死後事務における生前住居の明渡し

 死後事務委任契約で受任者が委任者の生前住居を明け渡すことがあります。通常の賃貸借契約終了時と異なる点として、受任者の権限の明確化と費用の確保があります。

 賃貸借契約の解除は、相続人がいる場合は相続人の権限ですので、死後事務委任契約の中で受任者に権限があることを明確にしておく必要があります。賃貸人への解約通知は死亡直後すぐに行いましょう。遅れればそれだけ解約時期が遅れ、その分賃料が発生します。解約通知は口頭で行った後で書面でも行っておいた方が無難です。

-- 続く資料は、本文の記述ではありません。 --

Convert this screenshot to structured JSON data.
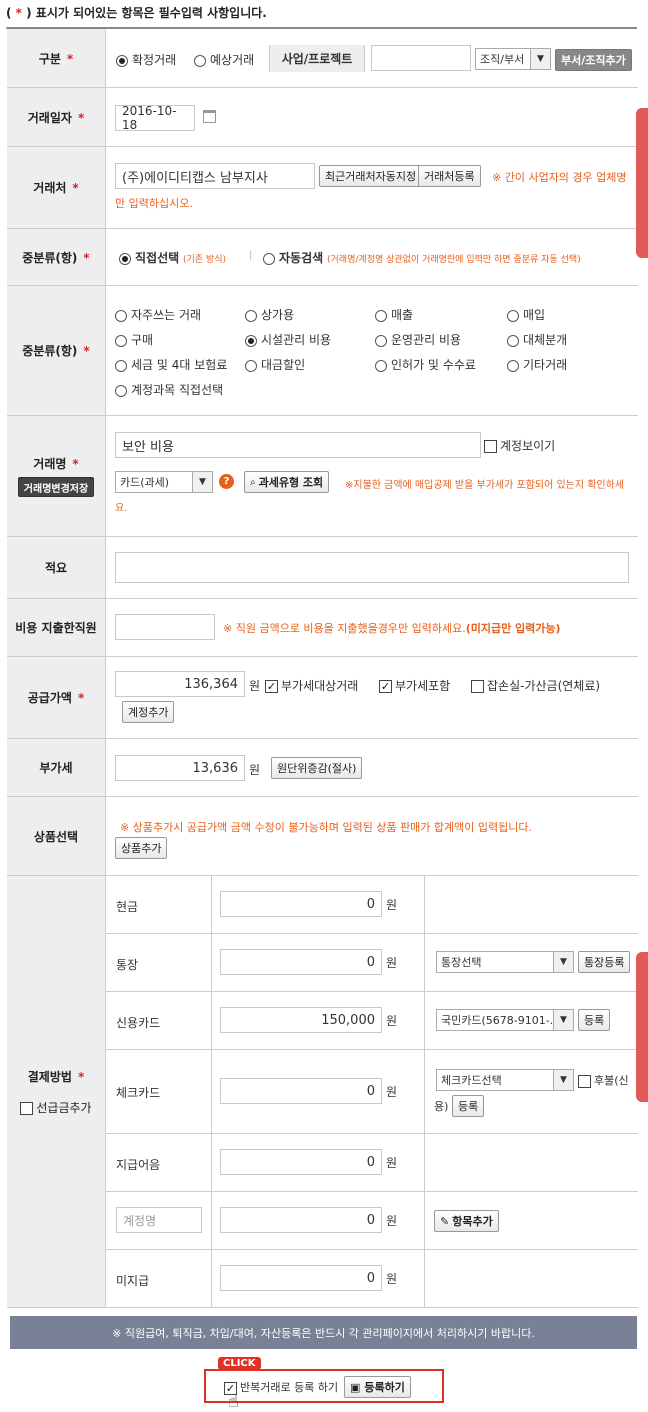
{
  "notice": {
    "prefix": "(",
    "star": "*",
    "suffix": ") 표시가 되어있는 항목은 필수입력 사항입니다."
  },
  "required_mark": "*",
  "type_row": {
    "label": "구분",
    "radio1": "확정거래",
    "radio2": "예상거래",
    "project_label": "사업/프로젝트",
    "project_value": "",
    "dept_select": "조직/부서",
    "dept_button": "부서/조직추가"
  },
  "date_row": {
    "label": "거래일자",
    "value": "2016-10-18"
  },
  "vendor_row": {
    "label": "거래처",
    "value": "(주)에이디티캡스 남부지사",
    "recent_button": "최근거래처자동지정",
    "register_button": "거래처등록",
    "note_line1": "※ 간이 사업자의 경우 업체명",
    "note_line2": "만 입력하십시오."
  },
  "class_mode_row": {
    "label": "중분류(항)",
    "direct_label": "직접선택",
    "direct_note": "(기존 방식)",
    "separator": "|",
    "auto_label": "자동검색",
    "auto_note": "(거래명/계정명 상관없이 거래명란에 입력만 하면 중분류 자동 선택)"
  },
  "class_row": {
    "label": "중분류(항)",
    "options": [
      "자주쓰는 거래",
      "상가용",
      "매출",
      "매입",
      "구매",
      "시설관리 비용",
      "운영관리 비용",
      "대체분개",
      "세금 및 4대 보험료",
      "대금할인",
      "인허가 및 수수료",
      "기타거래",
      "계정과목 직접선택"
    ]
  },
  "deal_row": {
    "label": "거래명",
    "save_button": "거래명변경저장",
    "value": "보안 비용",
    "show_account": "계정보이기",
    "tax_select": "카드(과세)",
    "help_icon": "?",
    "tax_lookup_button": "과세유형 조회",
    "note_line1": "※지불한 금액에 매입공제 받을 부가세가 포함되어 있는지 확인하세",
    "note_line2": "요."
  },
  "memo_row": {
    "label": "적요",
    "value": ""
  },
  "staff_row": {
    "label": "비용 지출한직원",
    "note_a": "※ 직원 금액으로 비용을 지출했을경우만 입력하세요.",
    "note_b": "(미지급만 입력가능)"
  },
  "supply_row": {
    "label": "공급가액",
    "value": "136,364",
    "unit": "원",
    "vat_target": "부가세대상거래",
    "vat_included": "부가세포함",
    "misc_loss": "잡손실-가산금(연체료)",
    "add_account_button": "계정추가"
  },
  "vat_row": {
    "label": "부가세",
    "value": "13,636",
    "unit": "원",
    "round_button": "원단위증감(절사)"
  },
  "product_row": {
    "label": "상품선택",
    "note": "※ 상품추가시 공급가액 금액 수정이 불가능하며 입력된 상품 판매가 합계액이 입력됩니다.",
    "add_button": "상품추가"
  },
  "payment": {
    "label": "결제방법",
    "prepay_label": "선급금추가",
    "rows": [
      {
        "name": "현금",
        "amount": "0",
        "unit": "원"
      },
      {
        "name": "통장",
        "amount": "0",
        "unit": "원",
        "select": "통장선택",
        "button": "통장등록"
      },
      {
        "name": "신용카드",
        "amount": "150,000",
        "unit": "원",
        "select": "국민카드(5678-9101-...",
        "button": "등록"
      },
      {
        "name": "체크카드",
        "amount": "0",
        "unit": "원",
        "select": "체크카드선택",
        "later_label": "후불(신",
        "later_label2": "용)",
        "button": "등록"
      },
      {
        "name": "지급어음",
        "amount": "0",
        "unit": "원"
      },
      {
        "name_placeholder": "계정명",
        "amount": "0",
        "unit": "원",
        "button": "항목추가"
      },
      {
        "name": "미지급",
        "amount": "0",
        "unit": "원"
      }
    ]
  },
  "footer_notice": "※ 직원급여, 퇴직금, 차입/대여, 자산등록은 반드시 각 관리페이지에서 처리하시기 바랍니다.",
  "submit": {
    "click_badge": "CLICK",
    "repeat_label": "반복거래로 등록 하기",
    "register_button": "등록하기"
  },
  "colors": {
    "required": "#d2232a",
    "note": "#e8601c",
    "label_bg": "#eeeeee",
    "footer_bg": "#7a8197",
    "highlight": "#e0302a"
  }
}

 賃貸借物件の返還は、通常は鍵を変換する方法で行います。そのためスペアキーも含めた物件に関わる全ての鍵の所在を委任者から聞き取りしておかなければなりません。部屋の鍵だけではなく、物置や駐輪場の鍵がある場合もあります。もし鍵が足りなければ費用を請求されてしまうかもしれません。

賃貸物件を返還する際には、賃借人には原状回復義務があります。例えば壁紙を損傷していた場合などはその修繕費を請求されます。この原状回復費は以外と高額になるケースも考えられますので、その費用をどのようにして用意するのかを事前に委任者と話して決めておく必要があります。敷金は、物件を明け渡した後でしか返還請求できませんので、原状回復費に充当することは通常はできません。

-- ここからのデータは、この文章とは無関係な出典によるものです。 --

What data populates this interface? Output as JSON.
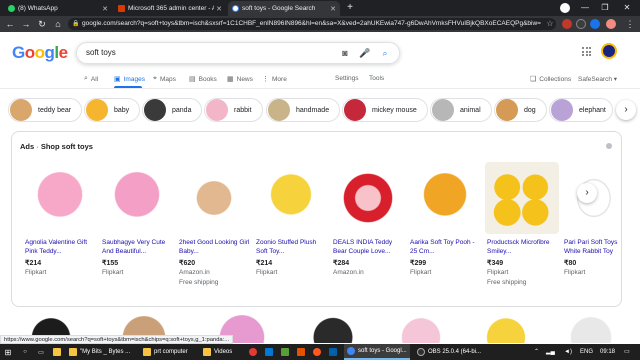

 遺品などの残置物の処理をどのようにするのかも、事前に決めておく必要があります。生前に遺品整理業者へ見積もりを依頼しておき、その費用を確保しておく方法もあります。なお、遺品整理業者にも様々ありますので、信用できる業者を見つけておくことは案外重要だと思っています。

 あと細かいところとしては各ライフライン、新聞、ネット業者、電話、火災保険等の解約があります。